I admit that I am hazy on just what she said. But is clear that it is one of the mounting reasons that the English language must be taught in schools; particularly law schools. Any of ya’ll big time counselors are welcome to help out this po’ ol’ country boy that can’t ‘ford law school on this one. It seems that what is meant, here, is that the Supreme Court has decisions that, in one way or another, specify that the First Amendment is a fundamental right. Therefore, that amendment is “incorporated” to the states and they must comply. I am guessing that they never made a decision that specifically stated that the Second Amendment is a fundamental right. Therefore, they are not “incorporated,” therefore, state and local governments don’t have to comply and can take your rights in those specific areas—especially the Second Amendment—away.

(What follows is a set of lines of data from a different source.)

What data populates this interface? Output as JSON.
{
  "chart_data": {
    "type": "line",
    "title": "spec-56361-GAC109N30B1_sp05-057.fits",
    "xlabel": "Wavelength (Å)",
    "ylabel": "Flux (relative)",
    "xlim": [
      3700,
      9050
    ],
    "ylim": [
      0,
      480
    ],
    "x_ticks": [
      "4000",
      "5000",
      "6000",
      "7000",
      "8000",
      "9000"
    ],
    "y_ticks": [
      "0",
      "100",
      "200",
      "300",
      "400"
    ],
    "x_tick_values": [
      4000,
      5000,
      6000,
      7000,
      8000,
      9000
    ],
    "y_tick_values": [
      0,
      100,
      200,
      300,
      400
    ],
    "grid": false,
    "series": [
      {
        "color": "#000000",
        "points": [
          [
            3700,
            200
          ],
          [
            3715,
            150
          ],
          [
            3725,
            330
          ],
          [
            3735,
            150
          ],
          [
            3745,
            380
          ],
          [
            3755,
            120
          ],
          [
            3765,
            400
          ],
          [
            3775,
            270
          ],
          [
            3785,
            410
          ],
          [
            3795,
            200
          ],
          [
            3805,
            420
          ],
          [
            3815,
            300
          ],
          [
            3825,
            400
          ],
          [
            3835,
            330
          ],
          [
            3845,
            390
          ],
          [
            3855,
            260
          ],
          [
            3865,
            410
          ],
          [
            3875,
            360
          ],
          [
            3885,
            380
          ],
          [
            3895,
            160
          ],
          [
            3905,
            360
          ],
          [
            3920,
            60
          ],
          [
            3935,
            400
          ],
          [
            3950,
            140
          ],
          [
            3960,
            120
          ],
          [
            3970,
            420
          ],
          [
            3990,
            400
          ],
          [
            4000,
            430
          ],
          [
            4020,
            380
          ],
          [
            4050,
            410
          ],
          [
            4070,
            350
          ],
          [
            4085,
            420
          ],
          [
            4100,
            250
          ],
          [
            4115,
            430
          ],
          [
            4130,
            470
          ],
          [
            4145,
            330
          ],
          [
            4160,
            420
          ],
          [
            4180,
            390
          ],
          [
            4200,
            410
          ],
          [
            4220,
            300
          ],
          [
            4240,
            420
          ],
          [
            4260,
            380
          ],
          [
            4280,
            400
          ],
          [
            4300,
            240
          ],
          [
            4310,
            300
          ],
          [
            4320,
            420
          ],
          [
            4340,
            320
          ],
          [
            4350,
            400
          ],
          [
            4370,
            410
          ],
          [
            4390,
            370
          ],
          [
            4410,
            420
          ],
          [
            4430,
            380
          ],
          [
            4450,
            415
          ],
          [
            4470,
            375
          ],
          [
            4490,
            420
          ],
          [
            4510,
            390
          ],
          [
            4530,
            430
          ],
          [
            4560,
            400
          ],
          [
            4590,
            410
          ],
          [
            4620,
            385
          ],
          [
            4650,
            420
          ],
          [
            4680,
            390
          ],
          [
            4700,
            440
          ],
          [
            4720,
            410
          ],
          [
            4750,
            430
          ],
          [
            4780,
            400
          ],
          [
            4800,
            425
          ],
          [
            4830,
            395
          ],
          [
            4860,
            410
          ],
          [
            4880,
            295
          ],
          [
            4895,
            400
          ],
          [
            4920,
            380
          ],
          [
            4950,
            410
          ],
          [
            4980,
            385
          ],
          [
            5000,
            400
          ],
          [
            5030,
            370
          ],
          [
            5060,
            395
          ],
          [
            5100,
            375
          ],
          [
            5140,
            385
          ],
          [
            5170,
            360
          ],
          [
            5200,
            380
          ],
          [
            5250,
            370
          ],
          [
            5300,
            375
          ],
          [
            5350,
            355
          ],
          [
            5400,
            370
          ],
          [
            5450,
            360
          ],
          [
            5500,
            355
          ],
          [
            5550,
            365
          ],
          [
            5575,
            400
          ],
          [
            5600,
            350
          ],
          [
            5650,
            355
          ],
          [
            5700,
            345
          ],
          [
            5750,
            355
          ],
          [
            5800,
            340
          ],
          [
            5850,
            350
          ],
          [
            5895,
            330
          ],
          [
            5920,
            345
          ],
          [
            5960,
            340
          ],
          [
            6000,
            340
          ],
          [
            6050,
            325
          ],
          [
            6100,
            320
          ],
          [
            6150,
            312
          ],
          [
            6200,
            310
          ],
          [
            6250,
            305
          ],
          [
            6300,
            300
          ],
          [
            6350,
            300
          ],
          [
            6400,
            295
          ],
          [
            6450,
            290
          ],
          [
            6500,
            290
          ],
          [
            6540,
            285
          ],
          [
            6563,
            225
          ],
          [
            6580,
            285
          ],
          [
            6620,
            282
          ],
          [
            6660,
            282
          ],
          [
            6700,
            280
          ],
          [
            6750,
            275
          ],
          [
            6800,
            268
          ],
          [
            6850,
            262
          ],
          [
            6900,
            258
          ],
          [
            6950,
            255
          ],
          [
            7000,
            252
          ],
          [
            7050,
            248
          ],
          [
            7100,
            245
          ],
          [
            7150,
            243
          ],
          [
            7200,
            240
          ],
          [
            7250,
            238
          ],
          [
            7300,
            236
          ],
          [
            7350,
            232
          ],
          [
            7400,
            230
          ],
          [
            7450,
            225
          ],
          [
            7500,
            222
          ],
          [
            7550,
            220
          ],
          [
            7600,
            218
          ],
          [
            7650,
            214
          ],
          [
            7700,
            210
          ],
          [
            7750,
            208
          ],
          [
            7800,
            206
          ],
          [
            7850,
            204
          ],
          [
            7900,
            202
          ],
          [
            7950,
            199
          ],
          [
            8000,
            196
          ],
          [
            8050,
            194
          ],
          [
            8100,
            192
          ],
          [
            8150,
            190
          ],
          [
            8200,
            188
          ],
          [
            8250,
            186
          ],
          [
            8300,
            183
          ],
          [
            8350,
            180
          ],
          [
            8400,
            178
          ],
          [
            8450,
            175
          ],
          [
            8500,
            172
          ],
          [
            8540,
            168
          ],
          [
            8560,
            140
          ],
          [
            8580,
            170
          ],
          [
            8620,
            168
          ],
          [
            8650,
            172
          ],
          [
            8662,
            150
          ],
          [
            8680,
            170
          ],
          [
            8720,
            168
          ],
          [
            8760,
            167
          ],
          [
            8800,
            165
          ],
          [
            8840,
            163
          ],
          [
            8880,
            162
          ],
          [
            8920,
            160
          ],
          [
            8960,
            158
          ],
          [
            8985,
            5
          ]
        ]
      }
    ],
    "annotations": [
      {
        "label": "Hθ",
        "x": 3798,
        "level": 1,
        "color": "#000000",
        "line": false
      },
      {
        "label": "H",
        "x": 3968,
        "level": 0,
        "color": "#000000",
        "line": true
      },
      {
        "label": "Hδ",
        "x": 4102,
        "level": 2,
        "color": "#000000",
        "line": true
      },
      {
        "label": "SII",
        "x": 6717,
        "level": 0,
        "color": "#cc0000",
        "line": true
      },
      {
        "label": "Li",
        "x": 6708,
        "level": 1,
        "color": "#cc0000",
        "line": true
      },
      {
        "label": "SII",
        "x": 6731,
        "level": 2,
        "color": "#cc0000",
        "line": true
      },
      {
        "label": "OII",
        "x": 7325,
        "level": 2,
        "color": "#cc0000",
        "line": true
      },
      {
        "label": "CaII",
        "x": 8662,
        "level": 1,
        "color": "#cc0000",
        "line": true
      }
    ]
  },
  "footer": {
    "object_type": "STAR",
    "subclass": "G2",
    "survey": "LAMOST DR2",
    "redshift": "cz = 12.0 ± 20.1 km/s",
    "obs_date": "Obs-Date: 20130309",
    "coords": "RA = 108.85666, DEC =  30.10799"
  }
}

If the Senator will yield a few minutes of his time to the Peon from Arizona, I would like to ask where are these rights “incorporated?” Sotomeyer, herself, noted that the founding fathers wrote the words and the document, so their words should carry more weight. Did they “incorporate” any fundamental rights? I believe that they are “incorporated” in The Bill of Rights.
With logic like that, I hope the Supreme Court has “incorporated” the Tenth Amendment. They certainly haven’t “incorporated” the Ninth.
The enumeration in the Constitution, of certain rights, shall not be construed to deny or disparage others retained by the people.